Methods: A descriptive survey research design was used to examine the relationships among the key study variables and identify the most significant factors related to faculty leaving. A national survey of doctorate faculty teaching in undergraduate and/or graduate nursing programs throughout the U.S. was administered via Qualtrics survey software. Logistical regression models were used to interpret data significance.
Results: A total of 146 nursing faculty responded to the online survey. 51.4% of the respondents (n=75) had a DNP degree and 48.6% (n=71) had a PhD degree. 61% of the respondents were over the age of 50 with the remaining 39% of the respondents between ages 20 and 49. PhD-prepared faculty reported higher emotional exhaustion compared to DNP-prepared faculty. Findings revealed that degree type (PhD versus DNP), age, and emotional exhaustion and depersonalization in burnout were significant predictors related to intent to leave nursing academia. Results indicated that younger faculty, PhD-prepared faculty, and higher reported levels of emotional exhaustion significantly determined intent to leave their positions. Depersonalization, conversely, was found to significantly decrease intent to leave.

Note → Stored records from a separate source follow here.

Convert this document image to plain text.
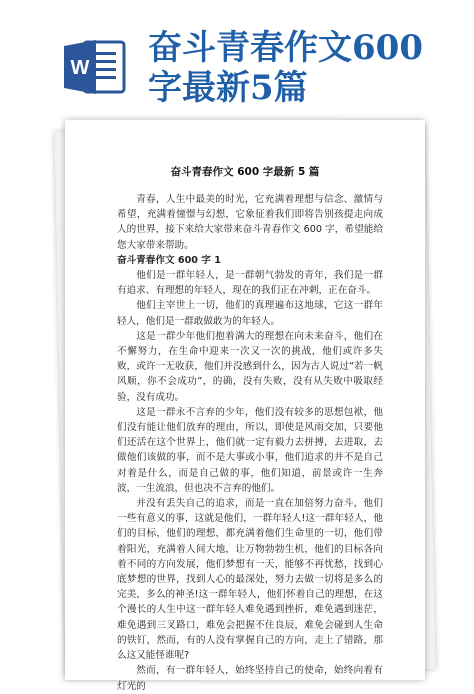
W 奋斗青春作文600字最新5篇
奋斗青春作文 600 字最新 5 篇

青春，人生中最美的时光，它充满着理想与信念、激情与希望，充满着憧憬与幻想，它象征着我们即将告别孩提走向成人的世界，接下来给大家带来奋斗青春作文 600 字，希望能给您大家带来帮助。

奋斗青春作文 600 字 1

他们是一群年轻人，是一群朝气勃发的青年，我们是一群有追求、有理想的年轻人，现在的我们正在冲刺，正在奋斗。

他们主宰世上一切，他们的真理遍布这地球，它这一群年轻人，他们是一群敢做敢为的年轻人。

这是一群少年他们抱着满大的理想在向未来奋斗，他们在不懈努力，在生命中迎来一次又一次的挑战，他们或许多失败，或许一无收获，他们并没感到什么，因为古人说过“若一帆风顺，你不会成功”，的确，没有失败，没有从失败中吸取经验，没有成功。

这是一群永不言弃的少年，他们没有较多的思想包袱，他们没有能让他们放弃的理由，所以，即使是风雨交加，只要他们还活在这个世界上，他们就一定有毅力去拼搏，去进取，去做他们该做的事，而不是大事或小事，他们追求的并不是自己对着是什么，而是自己做的事，他们知道，前景或许一生奔波，一生流浪，但也决不言弃的他们。

并没有丢失自己的追求，而是一直在加倍努力奋斗，他们一些有意义的事，这就是他们，一群年轻人!这一群年轻人，他们的目标，他们的理想，都充满着他们生命里的一切，他们带着阳光，充满着人间大地，让万物勃勃生机，他们的目标各向着不同的方向发展，他们梦想有一天，能够不再忧愁，找到心底梦想的世界，找到人心的最深处，努力去做一切将是多么的完美，多么的神圣!这一群年轻人，他们怀着自己的理想，在这个漫长的人生中这一群年轻人难免遇到挫折，难免遇到迷茫，难免遇到三叉路口，难免会把握不住良辰，难免会碰到人生命的铁钉，然而，有的人没有掌握自己的方向，走上了错路，那么这又能怪谁呢?

然而，有一群年轻人，始终坚持自己的使命，始终向着有灯光的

Conclusion: The findings from this study found that PhD-prepared nursing faculty experienced more emotional exhaustion compared to the DNP-prepared faculty, a significant factor influencing decisions to leave nursing academia. To address the nursing faculty shortage issue, it is critical to create supportive and positive working environments to promote the well-being of both nursing faculty members and the institutions in which they work.